Pentagon's embattled personnel official resigns
The Pentagon announced on Thursday that Stanley submitted his resignation to Defense Secretary Leon Panetta and plans to leave the Pentagon within the next two weeks. JoAnn Rooney, currently principal deputy undersecretary for personnel and readiness, will serve as acting undersecretary until a successor is named.
"He felt he had done his utmost to carry out the mandate he was given, and that he had arrived at the point where the next steps could be carried out most effectively by a successor.

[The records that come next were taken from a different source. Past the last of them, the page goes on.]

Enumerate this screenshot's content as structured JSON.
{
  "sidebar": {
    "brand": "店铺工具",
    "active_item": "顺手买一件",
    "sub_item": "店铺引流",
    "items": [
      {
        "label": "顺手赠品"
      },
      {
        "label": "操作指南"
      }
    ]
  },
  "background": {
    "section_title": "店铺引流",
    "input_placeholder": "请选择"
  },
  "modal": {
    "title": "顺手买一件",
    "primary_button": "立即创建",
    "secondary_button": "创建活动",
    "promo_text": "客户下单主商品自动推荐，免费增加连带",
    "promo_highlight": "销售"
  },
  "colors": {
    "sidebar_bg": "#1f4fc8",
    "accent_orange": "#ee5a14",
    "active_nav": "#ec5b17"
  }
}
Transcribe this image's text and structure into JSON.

His decision to resign was his own," Doug Wilson, assistant secretary of Defense for public affairs, said in a statement.
National Journal reported in August that the Pentagon inspector general was investigating Stanley, the official charged with overseeing the Defense Department's massive personnel bureaucracy, after a spate of highly detailed allegations portraying him as vindictive, wasteful, and unfit for service. Stanley is accused of firing respected senior staff, neglecting programs for wounded troops, and using limited funds on expensive consultants and a lavish new conference room. Senior civilian and military officials filed at least four separate complaints with the IG's office and to Capitol Hill since May, alleging that Stanley hurt the military's ability to deliver crucial services to troops and their families. Stanley, a retired two-star Marine Corps general, has been on the job since February 2010.

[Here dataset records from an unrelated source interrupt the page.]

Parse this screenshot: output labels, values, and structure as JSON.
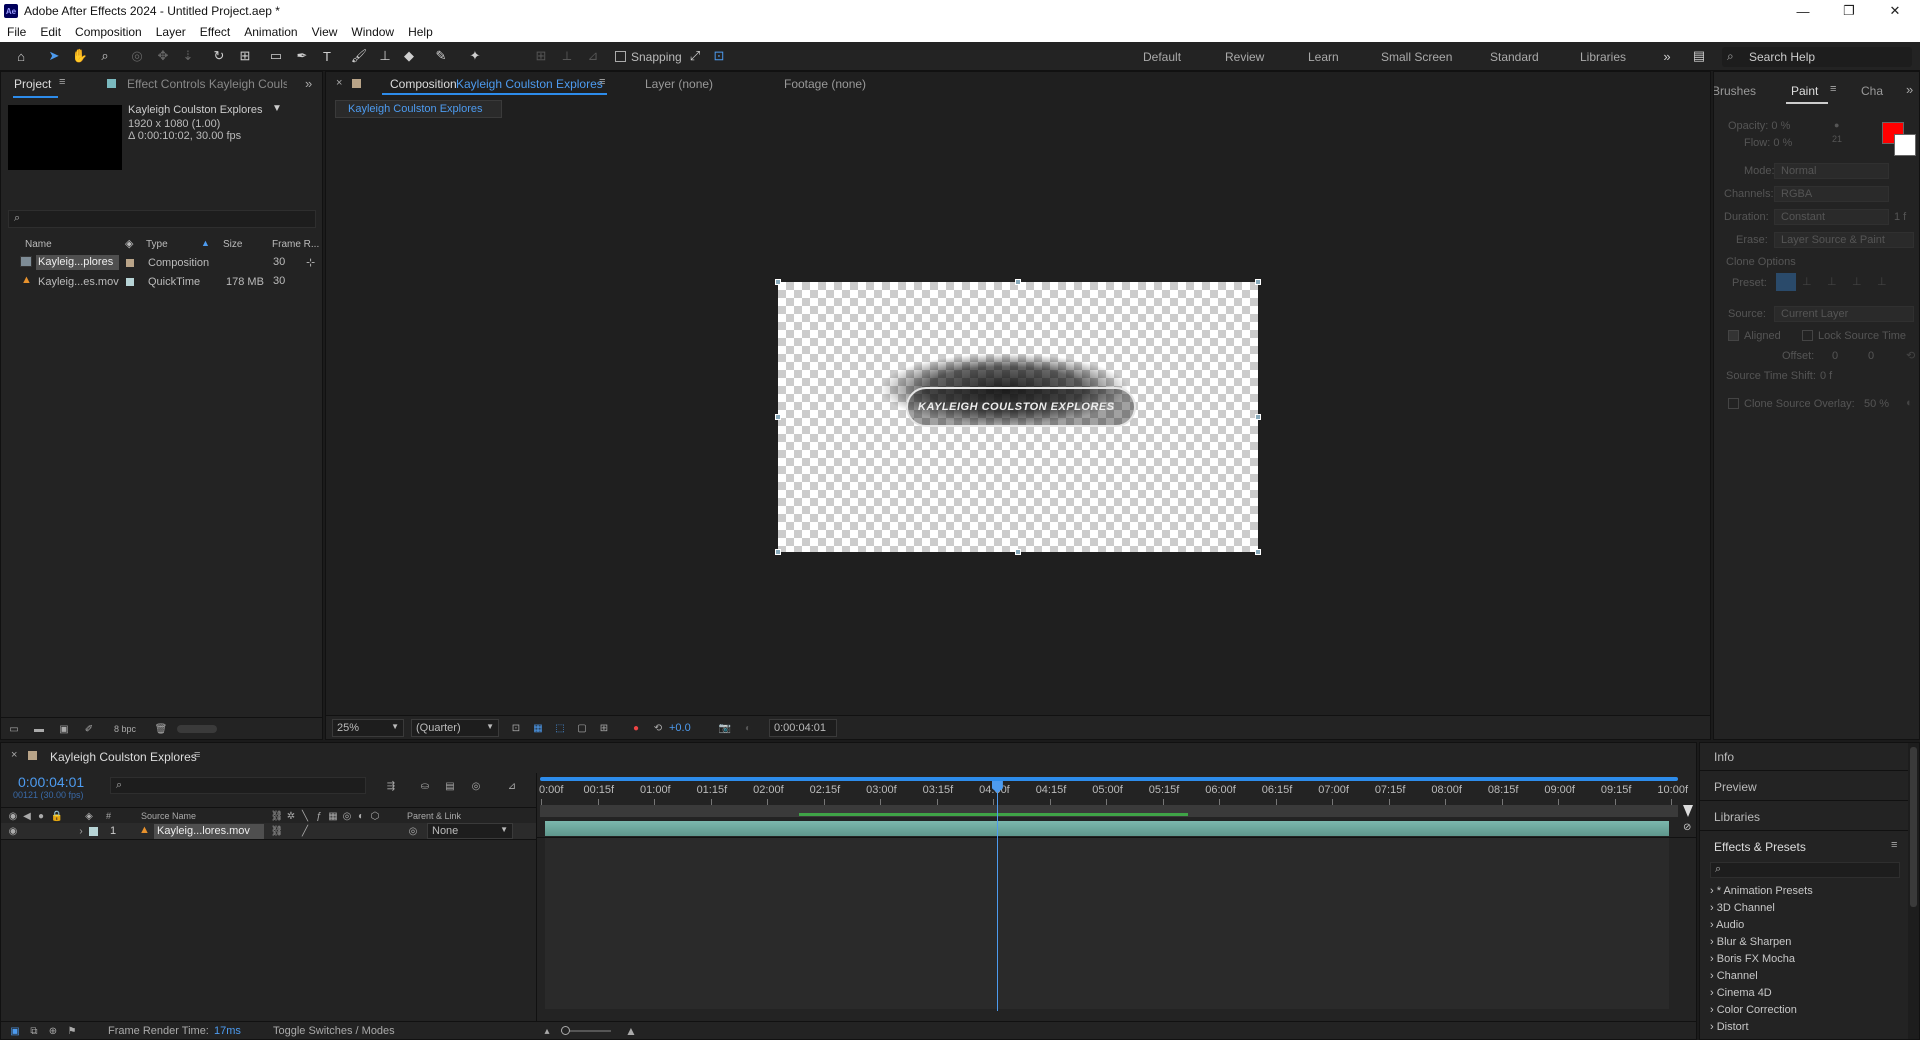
{
  "window": {
    "app_icon": "Ae",
    "title": "Adobe After Effects 2024 - Untitled Project.aep *"
  },
  "menu": [
    "File",
    "Edit",
    "Composition",
    "Layer",
    "Effect",
    "Animation",
    "View",
    "Window",
    "Help"
  ],
  "toolbar": {
    "snapping_label": "Snapping",
    "workspaces": [
      "Default",
      "Review",
      "Learn",
      "Small Screen",
      "Standard",
      "Libraries"
    ],
    "search_placeholder": "Search Help"
  },
  "project_panel": {
    "tab_project": "Project",
    "tab_effect_controls": "Effect Controls Kayleigh Coulstc",
    "comp_name": "Kayleigh Coulston Explores",
    "comp_res": "1920 x 1080 (1.00)",
    "comp_dur": "Δ 0:00:10:02, 30.00 fps",
    "columns": [
      "Name",
      "Type",
      "Size",
      "Frame R..."
    ],
    "items": [
      {
        "name": "Kayleig...plores",
        "type": "Composition",
        "size": "",
        "fr": "30"
      },
      {
        "name": "Kayleig...es.mov",
        "type": "QuickTime",
        "size": "178 MB",
        "fr": "30"
      }
    ],
    "bpc": "8 bpc"
  },
  "viewer": {
    "comp_tab_prefix": "Composition",
    "comp_tab_name": "Kayleigh Coulston Explores",
    "layer_tab": "Layer (none)",
    "footage_tab": "Footage (none)",
    "breadcrumb": "Kayleigh Coulston Explores",
    "overlay_text": "KAYLEIGH COULSTON EXPLORES",
    "zoom": "25%",
    "resolution": "(Quarter)",
    "exposure": "+0.0",
    "timecode": "0:00:04:01"
  },
  "paint_panel": {
    "tab_brushes": "Brushes",
    "tab_paint": "Paint",
    "tab_char": "Cha",
    "opacity": "Opacity: 0 %",
    "flow": "Flow: 0 %",
    "brush_size": "21",
    "mode_label": "Mode:",
    "mode_value": "Normal",
    "channels_label": "Channels:",
    "channels_value": "RGBA",
    "duration_label": "Duration:",
    "duration_value": "Constant",
    "duration_frames": "1 f",
    "erase_label": "Erase:",
    "erase_value": "Layer Source & Paint",
    "clone_options": "Clone Options",
    "preset_label": "Preset:",
    "source_label": "Source:",
    "source_value": "Current Layer",
    "aligned": "Aligned",
    "lock_source": "Lock Source Time",
    "offset_label": "Offset:",
    "offset_x": "0",
    "offset_y": "0",
    "time_shift": "Source Time Shift:",
    "time_shift_value": "0 f",
    "clone_overlay": "Clone Source Overlay:",
    "clone_overlay_value": "50 %",
    "fg_color": "#ff0000",
    "bg_color": "#ffffff"
  },
  "timeline": {
    "comp_tab": "Kayleigh Coulston Explores",
    "timecode": "0:00:04:01",
    "frame_info": "00121 (30.00 fps)",
    "col_num": "#",
    "col_source": "Source Name",
    "col_parent": "Parent & Link",
    "layer": {
      "num": "1",
      "name": "Kayleig...lores.mov",
      "parent": "None"
    },
    "ruler": [
      "0:00f",
      "00:15f",
      "01:00f",
      "01:15f",
      "02:00f",
      "02:15f",
      "03:00f",
      "03:15f",
      "04:00f",
      "04:15f",
      "05:00f",
      "05:15f",
      "06:00f",
      "06:15f",
      "07:00f",
      "07:15f",
      "08:00f",
      "08:15f",
      "09:00f",
      "09:15f",
      "10:00f"
    ],
    "playhead_seconds": 4.033,
    "duration_seconds": 10.067,
    "render_time_label": "Frame Render Time:",
    "render_time_value": "17ms",
    "toggle_label": "Toggle Switches / Modes"
  },
  "right_panel": {
    "info": "Info",
    "preview": "Preview",
    "libraries": "Libraries",
    "effects_presets": "Effects & Presets",
    "effects": [
      "* Animation Presets",
      "3D Channel",
      "Audio",
      "Blur & Sharpen",
      "Boris FX Mocha",
      "Channel",
      "Cinema 4D",
      "Color Correction",
      "Distort"
    ]
  },
  "colors": {
    "accent": "#2d8ceb",
    "playhead": "#4d9bef",
    "layer_bar": "#6ba49a",
    "work_area": "#3fa447"
  }
}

Stanley was the Pentagon's point person for studying the potential impact of repealing the "don't ask, don't tell' restrictions on allowing homosexuals to openly serve in the military. As part of the Pentagon's examination of the issue, it released a survey arguing that military personnel would accept the change. The survey has come under harsh attack from many Republican lawmakers, including Buck McKeon, R-Calif., chairman of the House Armed Services Committee. He and other critics allege that Stanley intentionally misrepresented the survey's findings, underestimating the degree of opposition within the military.
Stanley, in his letter to Panetta, said it was an honor to serve in his position. "This letter, however, is not about me. It's about the men and women we serve! I'm not ashamed to say that I love them all. It is with that thought that I am tendering my resignation," Stanley said. "I believe P&R [Personnel and Readiness] is on the right path. I've asked them to ensure that compassion is ever present in their work. I've joked about the bureaucracy in the Pentagon, but with the understanding that there is some good in having a bureaucracy that is focused on taking care of our troops, families, retirees, and civilian employees."
Panetta, who is currently traveling in Asia, believes Stanley has been a "devoted public servant -- including as a Marine -- for all of his professional career," Wilson said. "He has praised Dr. Stanley as an advocate for America's men and women in uniform. The secretary has accepted his resignation, and upon his return will personally convey his appreciation for Dr. Stanley's service as part of the Pentagon's senior leadership team."